Das Hautkrebs-Screening inklusive der Dermatoskopie kann auch in der Hausarztpraxis stattfinden. In einem dreiteiligen Fortbildungsbeitrag soll anschaulich dargestellt werden, wie die dermatoskopische Untersuchung strukturiert werden kann. Die Teile 1 und 2 in Heft 3 und 4 von doctors today behandelten die Schritte 1 und 2: die Unterscheidung zwischen melanozytären und nicht-melanozytären Hautveränderungen sowie das Erkennen von Mustern. Im 3. Schritt geht es nun um die dermatoskopische ABCD-Regel.

Teil 1 des Beitrags zur Dermatoskopie in der Hautarztpraxis finden Sie hier, Teil 2 der Serie finden Sie hier.

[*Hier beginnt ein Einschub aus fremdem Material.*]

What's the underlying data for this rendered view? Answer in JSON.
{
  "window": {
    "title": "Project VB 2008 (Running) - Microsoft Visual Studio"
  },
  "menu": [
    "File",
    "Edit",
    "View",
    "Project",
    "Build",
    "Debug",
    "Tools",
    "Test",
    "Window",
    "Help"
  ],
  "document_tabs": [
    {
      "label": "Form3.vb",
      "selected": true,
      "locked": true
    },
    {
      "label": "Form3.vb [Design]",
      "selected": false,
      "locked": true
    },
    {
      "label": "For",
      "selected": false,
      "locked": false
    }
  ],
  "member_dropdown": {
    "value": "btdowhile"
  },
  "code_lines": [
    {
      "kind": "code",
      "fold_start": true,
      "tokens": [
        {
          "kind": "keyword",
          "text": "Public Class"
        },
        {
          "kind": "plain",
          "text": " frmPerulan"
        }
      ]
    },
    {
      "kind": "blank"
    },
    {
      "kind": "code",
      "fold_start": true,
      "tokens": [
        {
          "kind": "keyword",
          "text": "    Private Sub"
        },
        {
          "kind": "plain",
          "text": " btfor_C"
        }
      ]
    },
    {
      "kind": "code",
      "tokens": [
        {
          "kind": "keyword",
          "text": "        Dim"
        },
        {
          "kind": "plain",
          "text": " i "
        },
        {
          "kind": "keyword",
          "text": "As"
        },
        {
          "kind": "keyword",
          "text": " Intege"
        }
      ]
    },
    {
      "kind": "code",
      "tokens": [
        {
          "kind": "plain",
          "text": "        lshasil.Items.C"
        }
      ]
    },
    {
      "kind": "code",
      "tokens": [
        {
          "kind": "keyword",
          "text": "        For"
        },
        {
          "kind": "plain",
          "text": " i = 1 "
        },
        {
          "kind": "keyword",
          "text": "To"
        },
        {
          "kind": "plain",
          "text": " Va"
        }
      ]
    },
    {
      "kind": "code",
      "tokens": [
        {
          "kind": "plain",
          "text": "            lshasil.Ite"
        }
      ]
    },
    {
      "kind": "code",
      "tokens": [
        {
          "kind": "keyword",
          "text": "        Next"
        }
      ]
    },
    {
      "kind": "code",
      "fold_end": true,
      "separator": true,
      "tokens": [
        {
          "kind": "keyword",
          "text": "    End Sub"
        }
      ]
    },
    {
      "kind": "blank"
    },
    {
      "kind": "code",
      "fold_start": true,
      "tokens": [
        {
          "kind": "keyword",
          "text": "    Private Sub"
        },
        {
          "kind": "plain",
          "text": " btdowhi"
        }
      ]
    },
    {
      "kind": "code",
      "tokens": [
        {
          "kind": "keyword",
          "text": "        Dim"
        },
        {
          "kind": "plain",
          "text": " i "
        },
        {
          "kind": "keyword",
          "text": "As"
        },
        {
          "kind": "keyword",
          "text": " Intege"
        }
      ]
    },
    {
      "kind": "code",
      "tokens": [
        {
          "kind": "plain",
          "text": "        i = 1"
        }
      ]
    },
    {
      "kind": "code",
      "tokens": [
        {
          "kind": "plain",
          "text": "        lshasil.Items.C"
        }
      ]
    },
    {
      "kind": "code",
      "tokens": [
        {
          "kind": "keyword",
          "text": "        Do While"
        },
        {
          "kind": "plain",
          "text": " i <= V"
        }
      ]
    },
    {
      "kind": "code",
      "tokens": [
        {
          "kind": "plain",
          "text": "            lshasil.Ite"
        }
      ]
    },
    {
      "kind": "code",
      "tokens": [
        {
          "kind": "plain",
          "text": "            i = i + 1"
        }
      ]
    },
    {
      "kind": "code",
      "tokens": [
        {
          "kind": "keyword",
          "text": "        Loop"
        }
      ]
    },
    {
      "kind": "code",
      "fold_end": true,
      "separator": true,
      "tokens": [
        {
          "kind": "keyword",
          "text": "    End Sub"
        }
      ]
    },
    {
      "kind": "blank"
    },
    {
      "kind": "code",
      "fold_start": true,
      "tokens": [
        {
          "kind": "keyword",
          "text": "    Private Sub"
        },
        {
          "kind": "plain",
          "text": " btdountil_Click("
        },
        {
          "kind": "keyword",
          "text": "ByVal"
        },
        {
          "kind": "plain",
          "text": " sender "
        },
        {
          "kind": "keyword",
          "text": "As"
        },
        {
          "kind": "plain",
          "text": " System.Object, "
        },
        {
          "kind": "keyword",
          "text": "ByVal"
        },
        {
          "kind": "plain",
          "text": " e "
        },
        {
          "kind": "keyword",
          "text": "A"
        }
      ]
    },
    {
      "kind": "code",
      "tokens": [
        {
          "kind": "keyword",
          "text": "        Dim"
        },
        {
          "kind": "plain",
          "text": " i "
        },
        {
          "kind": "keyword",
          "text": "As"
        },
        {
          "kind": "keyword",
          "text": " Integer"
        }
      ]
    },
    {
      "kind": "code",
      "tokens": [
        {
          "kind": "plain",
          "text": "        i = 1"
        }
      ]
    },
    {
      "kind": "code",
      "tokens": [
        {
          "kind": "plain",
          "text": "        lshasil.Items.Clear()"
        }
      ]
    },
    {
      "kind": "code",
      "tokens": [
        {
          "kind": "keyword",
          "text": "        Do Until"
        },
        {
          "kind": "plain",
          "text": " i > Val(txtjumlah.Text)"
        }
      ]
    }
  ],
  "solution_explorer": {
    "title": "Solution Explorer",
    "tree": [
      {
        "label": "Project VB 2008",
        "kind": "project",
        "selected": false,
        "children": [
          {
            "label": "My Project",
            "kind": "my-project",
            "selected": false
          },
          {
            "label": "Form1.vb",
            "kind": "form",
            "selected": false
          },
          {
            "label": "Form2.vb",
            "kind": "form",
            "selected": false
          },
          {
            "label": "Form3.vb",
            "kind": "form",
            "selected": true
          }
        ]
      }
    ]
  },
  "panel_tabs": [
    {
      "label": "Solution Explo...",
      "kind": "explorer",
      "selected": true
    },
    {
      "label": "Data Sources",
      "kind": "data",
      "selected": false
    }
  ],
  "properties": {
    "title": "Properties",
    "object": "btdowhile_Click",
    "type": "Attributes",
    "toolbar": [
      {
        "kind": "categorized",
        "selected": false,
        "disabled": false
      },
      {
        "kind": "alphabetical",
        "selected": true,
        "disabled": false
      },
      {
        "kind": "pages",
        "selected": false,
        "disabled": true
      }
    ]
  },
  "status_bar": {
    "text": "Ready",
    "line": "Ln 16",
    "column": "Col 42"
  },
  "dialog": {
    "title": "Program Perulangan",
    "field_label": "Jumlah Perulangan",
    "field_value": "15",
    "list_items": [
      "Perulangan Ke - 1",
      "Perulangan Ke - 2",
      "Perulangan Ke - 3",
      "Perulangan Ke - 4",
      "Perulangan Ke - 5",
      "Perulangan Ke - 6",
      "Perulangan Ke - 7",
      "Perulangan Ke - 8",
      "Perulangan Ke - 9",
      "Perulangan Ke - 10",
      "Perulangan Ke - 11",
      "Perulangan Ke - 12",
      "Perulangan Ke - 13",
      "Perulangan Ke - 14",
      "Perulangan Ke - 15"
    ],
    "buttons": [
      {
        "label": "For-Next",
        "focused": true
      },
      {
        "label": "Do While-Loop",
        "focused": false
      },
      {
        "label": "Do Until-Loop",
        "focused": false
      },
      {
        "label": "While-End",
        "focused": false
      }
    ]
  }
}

Kann man im bisherigen Vorgehen eine Diagnose noch nicht stellen, ist erfahrungsgemäß davon auszugehen, dass eine melanozytäre Hautveränderung vorliegt. Dies ist auch dann anzunehmen, wenn im ersten Schritt eine Hautveränderung als "nicht-melanozytär" eingestuft wurde.

Besondere Vorsicht ist geboten, wenn milchig rote/blaurote Schollen oder flächige Areale, polymorphe Gefäßmuster oder regressive Veränderungen vorliegen. Nicht pigmentierte Melanome, sogenannte amelanotische Melanome, sind zwar extrem selten, aber bei einer solchen Konstellation durchaus möglich. Generell gilt, dass alle rötlichen beziehungsweise pinkfarbenen Hautläsionen unsere besondere Aufmerksamkeit verlangen. Im Zweifelsfall sollte großzügig die Überweisung zum Spezialisten erfolgen.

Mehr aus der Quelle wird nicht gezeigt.